At the time Rod Dreher published his post titled “Christianity: White Supremacists at Prayer?” on The American Conservative, the lecture’s title was “Religiosity and Critical Whiteness: How Christianity Serves White Supremacy.”
Yet, the next day, the university’s website only listed the lecture, part of a series at CSUF’s College of Humanities and Social Sciences, with the title “Religiosity and Critical Whiteness” and no description.
Dreher told The College Fix via email that what he had quoted in his article was the lecture’s original description. He also said that after he published his article, he was told that the university had changed their website.
The original description had offered a clear summary of what is going to be discussed in the lecture:
“Though race, socioeconomic status, education levels, and geographic location are often cited as possible reasons for investing in white surpremacist [sic] philosophies, an often overlooked component of white supremacy culture is how Christianity contributes to these beliefs. A wide range of interdisciplinary research has identified how Christianity buttresses patriarchal power structures and beliefs. We will discuss how Christianity reaffirms white supremacy views; including how a ‘color-blind’ approach maintains the optics of being ‘non-racist,’ while upholding racist systems of power.”
In his article, Dreher attributes the lecture to “anti-Christian bigotry,” stating: “How far do you think a Cal State professor would get giving a lecture on how Judaism fosters social evil, or Islam? You know the answer: because anti-Christian bigotry is a sign of enlightenment among these elites.”
“Nobody at Cal State Fullerton is going to have to answer for this,” he added.
As the university’s website no longer provides a description of the lecture, The College Fix had reached out to CSUF to request more information and ask the university to respond to the criticism.
Cerise Valenzuela Metzger, associate director of news media services at California State University Fullerton, told The College Fix in an email that the “planned lecture is not anti-Christian, nor is the lecturer saying Christianity is synonymous with white supremacy.”
Metzger did not disclose whether there originally had been a description when first asked by The College Fix. When asked a second time, Metzger said that she was “unaware of whether there was ‘originally a description.’”
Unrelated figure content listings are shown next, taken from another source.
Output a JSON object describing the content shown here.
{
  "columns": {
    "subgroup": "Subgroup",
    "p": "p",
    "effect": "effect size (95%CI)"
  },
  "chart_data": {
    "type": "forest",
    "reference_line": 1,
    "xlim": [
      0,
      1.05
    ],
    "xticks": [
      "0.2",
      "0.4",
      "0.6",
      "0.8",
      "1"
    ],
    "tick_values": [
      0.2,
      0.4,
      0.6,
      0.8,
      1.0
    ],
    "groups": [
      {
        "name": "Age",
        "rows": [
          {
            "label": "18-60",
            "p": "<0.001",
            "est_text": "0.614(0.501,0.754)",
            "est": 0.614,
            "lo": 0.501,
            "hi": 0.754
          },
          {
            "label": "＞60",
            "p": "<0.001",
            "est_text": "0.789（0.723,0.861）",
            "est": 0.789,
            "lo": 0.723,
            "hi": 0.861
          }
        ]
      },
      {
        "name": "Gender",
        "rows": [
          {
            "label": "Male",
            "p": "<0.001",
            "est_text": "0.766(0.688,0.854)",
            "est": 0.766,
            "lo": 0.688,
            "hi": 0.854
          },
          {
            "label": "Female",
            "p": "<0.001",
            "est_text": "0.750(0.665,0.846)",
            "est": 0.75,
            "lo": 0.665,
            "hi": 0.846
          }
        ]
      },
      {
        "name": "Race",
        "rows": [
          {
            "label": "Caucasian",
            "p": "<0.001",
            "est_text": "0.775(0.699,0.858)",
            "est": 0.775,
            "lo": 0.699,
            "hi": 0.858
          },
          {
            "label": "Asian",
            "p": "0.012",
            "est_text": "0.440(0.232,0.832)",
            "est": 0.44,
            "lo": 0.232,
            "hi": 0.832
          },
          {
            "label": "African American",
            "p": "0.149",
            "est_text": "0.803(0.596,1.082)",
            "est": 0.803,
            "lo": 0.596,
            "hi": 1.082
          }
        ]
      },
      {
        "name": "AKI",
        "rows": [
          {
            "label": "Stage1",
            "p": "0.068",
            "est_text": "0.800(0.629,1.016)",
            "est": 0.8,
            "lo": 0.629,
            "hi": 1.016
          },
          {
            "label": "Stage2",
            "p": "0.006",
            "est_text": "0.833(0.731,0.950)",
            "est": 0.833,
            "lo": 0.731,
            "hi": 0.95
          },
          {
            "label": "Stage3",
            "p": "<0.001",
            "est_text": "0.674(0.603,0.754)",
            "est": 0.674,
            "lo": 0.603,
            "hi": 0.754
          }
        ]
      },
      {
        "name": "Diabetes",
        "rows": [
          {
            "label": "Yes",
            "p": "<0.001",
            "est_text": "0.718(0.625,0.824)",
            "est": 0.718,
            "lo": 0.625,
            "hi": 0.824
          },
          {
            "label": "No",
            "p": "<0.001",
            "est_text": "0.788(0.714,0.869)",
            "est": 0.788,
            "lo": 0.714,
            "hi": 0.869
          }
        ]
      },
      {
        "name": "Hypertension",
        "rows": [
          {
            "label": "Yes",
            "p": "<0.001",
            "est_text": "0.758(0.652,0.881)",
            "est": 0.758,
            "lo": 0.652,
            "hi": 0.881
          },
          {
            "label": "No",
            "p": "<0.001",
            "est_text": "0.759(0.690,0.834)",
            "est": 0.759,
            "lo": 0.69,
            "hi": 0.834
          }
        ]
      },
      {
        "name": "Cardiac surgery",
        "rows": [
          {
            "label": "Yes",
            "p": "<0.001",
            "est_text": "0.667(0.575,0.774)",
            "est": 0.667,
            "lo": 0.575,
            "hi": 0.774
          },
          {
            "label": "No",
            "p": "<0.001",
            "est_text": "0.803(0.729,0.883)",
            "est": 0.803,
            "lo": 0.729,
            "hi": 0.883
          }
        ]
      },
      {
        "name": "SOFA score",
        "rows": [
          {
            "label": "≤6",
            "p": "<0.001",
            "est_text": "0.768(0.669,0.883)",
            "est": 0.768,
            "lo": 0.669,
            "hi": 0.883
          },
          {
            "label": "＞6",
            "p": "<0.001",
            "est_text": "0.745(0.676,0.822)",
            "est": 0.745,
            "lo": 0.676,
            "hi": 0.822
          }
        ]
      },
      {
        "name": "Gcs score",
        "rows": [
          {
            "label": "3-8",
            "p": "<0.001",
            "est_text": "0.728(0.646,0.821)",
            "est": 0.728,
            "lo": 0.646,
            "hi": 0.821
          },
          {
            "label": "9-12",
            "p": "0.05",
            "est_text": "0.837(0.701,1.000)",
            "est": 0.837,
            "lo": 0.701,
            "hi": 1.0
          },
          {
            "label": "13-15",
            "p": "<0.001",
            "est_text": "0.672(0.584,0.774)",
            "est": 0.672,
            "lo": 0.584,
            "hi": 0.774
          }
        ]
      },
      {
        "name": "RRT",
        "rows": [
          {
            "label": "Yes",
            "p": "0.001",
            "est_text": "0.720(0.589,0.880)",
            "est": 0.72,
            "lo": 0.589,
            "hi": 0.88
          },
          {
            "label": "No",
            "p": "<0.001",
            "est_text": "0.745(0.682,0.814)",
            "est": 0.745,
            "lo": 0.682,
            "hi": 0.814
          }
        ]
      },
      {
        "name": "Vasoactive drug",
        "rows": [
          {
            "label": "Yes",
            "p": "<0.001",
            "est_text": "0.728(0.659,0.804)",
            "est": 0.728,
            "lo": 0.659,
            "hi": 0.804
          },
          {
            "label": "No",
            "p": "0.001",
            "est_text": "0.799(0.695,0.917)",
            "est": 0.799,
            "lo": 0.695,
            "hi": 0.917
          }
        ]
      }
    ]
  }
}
Instead, Metzger provided The College Fix with a new description of the lecture from the College of Humanities and Social Sciences’ Dean Sheryl Fontaine, which states: “Drawing on various sociological theories, the lecture will explore historical ways in which white supremacy may have been buttressed by various Christian projects.”
Metzger said that a lecturer of sociology had proposed the talk prompted by the College of Humanities and Social Sciences’ selected theme of “Interdisciplinary Conversations on Anti-Racism.”
The lecture will take place as a virtual event on November 3 from 11:30 a.m. to 12:15 p.m.
“The webinar/Zoom-based event is free, but will likely be open only to the campus community. The primary audience of these lectures is intended to be faculty and students in the College of Humanities and Social Sciences,” Metzger said in her email.
Shortly after The College Fix query, the university altered its website once again. This time the registration link for the webinar was removed while general information regarding the College of Humanities and Social Sciences’ “Interdisciplinary Conversations on Anti-Blackness” Lecture Series was added to the webpage.
When asked by The College Fix via email about the change, Metzger said that “webinar links for the November and December lectures have are [sic] not yet posted on the site.”
She stated that “[t]he links will be posted prior to each event. I am not aware of the exact date or dates those will post.”
The lecture’s feature speaker will be Justin Huft, a lecturer in sociology at California State University Fullerton. According to his bio, Huft holds a master’s degree in marriage and family therapy, and a master’s degree in sociology, is a licensed marriage and family therapist, is certified in substance abuse disorders, and LGBT-affirmative psychotherapy.